SSH sessions may experience long periods of inactivity (e.g. where no data is sent from/to the executed command, or where no connections are forwarded for long time). Such sessions might be considered dead by intermediary firewalls or NATs, or even by SSH peers themselves. Keep-alives are special 'dummy' signals sent from one SSH peer to the other that force some data to be transferred over the connection and show the involved parties that the connection is still alive.

With lower-level SSH components you, as a component user, are responsible for sending keep-alive signals. For example, with TElSSHClient or TElSimpleSSHClient, you send keep-alives by calling SendKeepAlive() method:

client.SendKeepAlive();

You can optionally pass a TElSSHTunnelConnection object to TElSSHClient.SendKeepAlive() method to force the keep-alive signal to be sent on the channel layer rather than on global SSH session level. While the outcome is the same (a dummy data is transmitted), these two options are slightly different technically.

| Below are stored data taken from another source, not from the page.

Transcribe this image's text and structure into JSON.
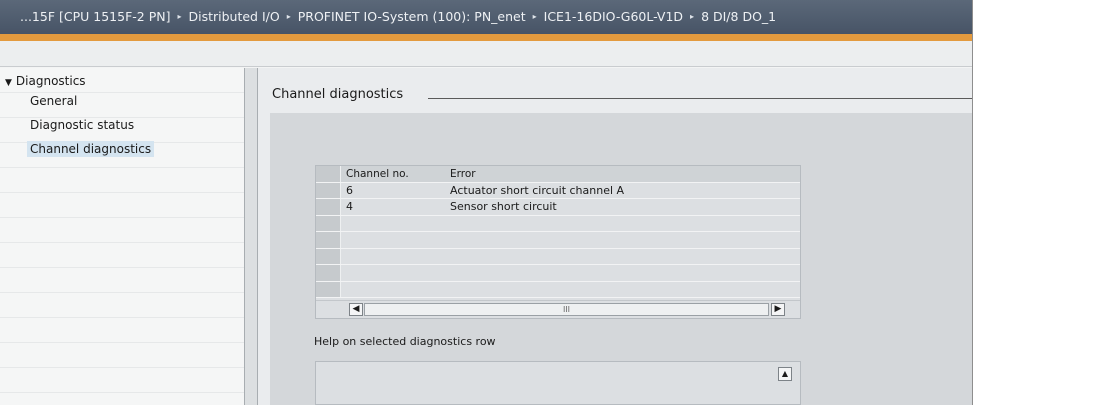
{
  "breadcrumb": [
    "...15F [CPU 1515F-2 PN]",
    "Distributed I/O",
    "PROFINET IO-System (100): PN_enet",
    "ICE1-16DIO-G60L-V1D",
    "8 DI/8 DO_1"
  ],
  "breadcrumb_separator": "▸",
  "nav": {
    "group_label": "Diagnostics",
    "items": [
      "General",
      "Diagnostic status",
      "Channel diagnostics"
    ],
    "selected": "Channel diagnostics"
  },
  "section": {
    "title": "Channel diagnostics"
  },
  "table": {
    "columns": [
      "Channel no.",
      "Error"
    ],
    "rows": [
      {
        "channel": "6",
        "error": "Actuator short circuit channel A"
      },
      {
        "channel": "4",
        "error": "Sensor short circuit"
      }
    ],
    "empty_rows": 5
  },
  "scrollbar": {
    "thumb_grip": "III"
  },
  "help": {
    "label": "Help on selected diagnostics row"
  },
  "colors": {
    "title_bar": "#4f5c6d",
    "accent_orange": "#e39a3e",
    "selection": "#d4e4f0"
  }
}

Simple forwarding components manage keep-alives themselves. You only need to provide positive values to KeepAlivePeriod and GlobalKeepAlivePeriod properties (each specifying a timeout value in milliseconds) to activate them. KeepAlivePeriod indicates the timeout after which a keep-alive signal is sent on each of the forwarded connections (which are treated independently). GlobalKeepAlivePeriod specifies an SSH session-wide timeout.